"RA?!" Qeela berteriak memanggil Aira, ia berlari sampai di hadapan Aira.
Memegang pundak Aira, Aira sampai berputar karena Qeela, "Ini beneran lo? ... Ukhti?"
"Ishh... Biasa aja kali, gue baru belajar, belum sesempurna itu kali." Ucap Aira, ia memakai rok dan atasan senada juga hijab pasmina yang menutupi kepalanya.
"Sumpah ya, lo punya seribu cara buat gue dan yang lainnya kaget. Setiap lo pergi terus datang ada aja yang beda. Nanti-nanti kalau lo ngilang lagi terus datang lagi bakal ada apaan?"
Aira terkekeh.
"Tapi, lo cantik banget."
"Jadi, kemaren-kemaren gue jelek?" Aira mendelik sebelum berlalu melanjutkan langkah, Qeela menyusul.
"Ya cantik juga, cuma auranya tambah wow gitu!" Ucap Qeela, "Lo juga tambah berisi sekarang? Tuh pipinya tambah tembem. Btw, Ra, lo betulan udah maafin gue kan? Gue beneran becanda doang lho kemarin."
"I- iya-iya. Buset dah, kebiasaan lo ngomong! Satu-satu kek, gue bingung harus begimane."
"Ya gue kan emang gini." Qeela menyengir, "Maklum lah. Setahun sama-sama lo nggak kenal gue emang? Gue mah hidupnya apa adanya."

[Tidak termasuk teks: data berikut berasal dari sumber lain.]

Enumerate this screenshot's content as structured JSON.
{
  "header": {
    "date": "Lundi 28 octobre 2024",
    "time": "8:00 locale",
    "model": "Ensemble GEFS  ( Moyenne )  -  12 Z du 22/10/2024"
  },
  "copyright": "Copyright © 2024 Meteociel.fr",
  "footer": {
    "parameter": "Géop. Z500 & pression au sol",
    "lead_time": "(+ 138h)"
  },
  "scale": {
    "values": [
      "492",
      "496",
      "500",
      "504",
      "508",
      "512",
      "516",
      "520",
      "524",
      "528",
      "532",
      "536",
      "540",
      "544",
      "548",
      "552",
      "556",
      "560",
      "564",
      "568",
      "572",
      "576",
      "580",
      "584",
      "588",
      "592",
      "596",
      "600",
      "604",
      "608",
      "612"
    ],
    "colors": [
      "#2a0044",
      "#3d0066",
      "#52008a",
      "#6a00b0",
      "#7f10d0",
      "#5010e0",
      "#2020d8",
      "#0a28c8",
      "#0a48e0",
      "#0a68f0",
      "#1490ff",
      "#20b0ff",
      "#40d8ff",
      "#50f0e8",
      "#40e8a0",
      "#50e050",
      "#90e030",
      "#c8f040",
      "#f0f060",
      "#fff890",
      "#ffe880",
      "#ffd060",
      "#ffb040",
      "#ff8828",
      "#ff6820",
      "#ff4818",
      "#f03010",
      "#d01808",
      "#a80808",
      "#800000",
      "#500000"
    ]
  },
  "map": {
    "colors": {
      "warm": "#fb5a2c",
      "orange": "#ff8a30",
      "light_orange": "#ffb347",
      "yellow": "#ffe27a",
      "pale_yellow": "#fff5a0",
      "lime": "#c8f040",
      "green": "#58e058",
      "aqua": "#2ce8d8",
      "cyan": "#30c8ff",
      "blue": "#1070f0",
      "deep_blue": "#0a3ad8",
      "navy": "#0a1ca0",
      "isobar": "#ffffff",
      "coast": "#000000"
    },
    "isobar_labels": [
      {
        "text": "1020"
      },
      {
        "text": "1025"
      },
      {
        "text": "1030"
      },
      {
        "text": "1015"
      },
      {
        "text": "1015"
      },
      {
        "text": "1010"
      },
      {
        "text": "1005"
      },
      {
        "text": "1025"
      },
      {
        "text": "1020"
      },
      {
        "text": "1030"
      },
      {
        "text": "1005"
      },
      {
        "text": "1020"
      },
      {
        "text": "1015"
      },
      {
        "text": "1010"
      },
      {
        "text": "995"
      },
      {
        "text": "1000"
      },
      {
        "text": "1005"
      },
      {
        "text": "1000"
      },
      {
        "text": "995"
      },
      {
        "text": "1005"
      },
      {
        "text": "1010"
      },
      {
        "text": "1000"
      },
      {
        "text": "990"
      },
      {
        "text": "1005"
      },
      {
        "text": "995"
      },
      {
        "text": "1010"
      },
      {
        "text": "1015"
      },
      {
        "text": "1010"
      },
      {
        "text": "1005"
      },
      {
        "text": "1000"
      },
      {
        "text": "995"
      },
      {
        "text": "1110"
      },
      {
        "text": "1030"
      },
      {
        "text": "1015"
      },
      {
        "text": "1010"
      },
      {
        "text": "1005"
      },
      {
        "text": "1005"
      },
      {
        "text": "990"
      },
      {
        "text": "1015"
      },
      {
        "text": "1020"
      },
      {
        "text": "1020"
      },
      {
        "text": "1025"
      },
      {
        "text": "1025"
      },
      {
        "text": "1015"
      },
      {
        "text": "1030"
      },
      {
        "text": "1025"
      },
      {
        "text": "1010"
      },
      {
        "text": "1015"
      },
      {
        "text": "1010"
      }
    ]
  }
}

Jika Qeela sudah berbicara ia memang tidak kenal jeda, terobos aja sampai lawan bicaranya bingung mau respon gimana. Aira yang sudah kenal pun kadang pusing bicara dengan Qeela, meskipun ya Qeela memang asik dan teman terbaik Aira.
"Sayang, kamu---"
Aira cukup terkejut dengan kedatangan seorang pria yang dikenalinya, merangkul Qeela dengan mesra dengan panggilan sayangnya.
Sama seperti Aira, pria itu pun terdiam karena melihat keberadaan Aira. Qeela panik.
"Ini ... Naira kan?"
Aira tersenyum, lalu mengangguk. Ia melirik Qeela dengan sebelah alis diangkat, bertanya.
Qeela menyengir, menggaruk pelipisnya dengan raut bingung, "E--aa.. hehe.. sebenarnya kita udah lama jadian, Ra. Gak lama juga sih.. beberapa Minggu abis acara yang diadain HIMA kemaren. Mau bilang ke lo, tapi lo ngilang, terus pas lo balik juga kayaknya nggak tepat buat gue cerita ke lo. Sorry, ya, gue baru bilang."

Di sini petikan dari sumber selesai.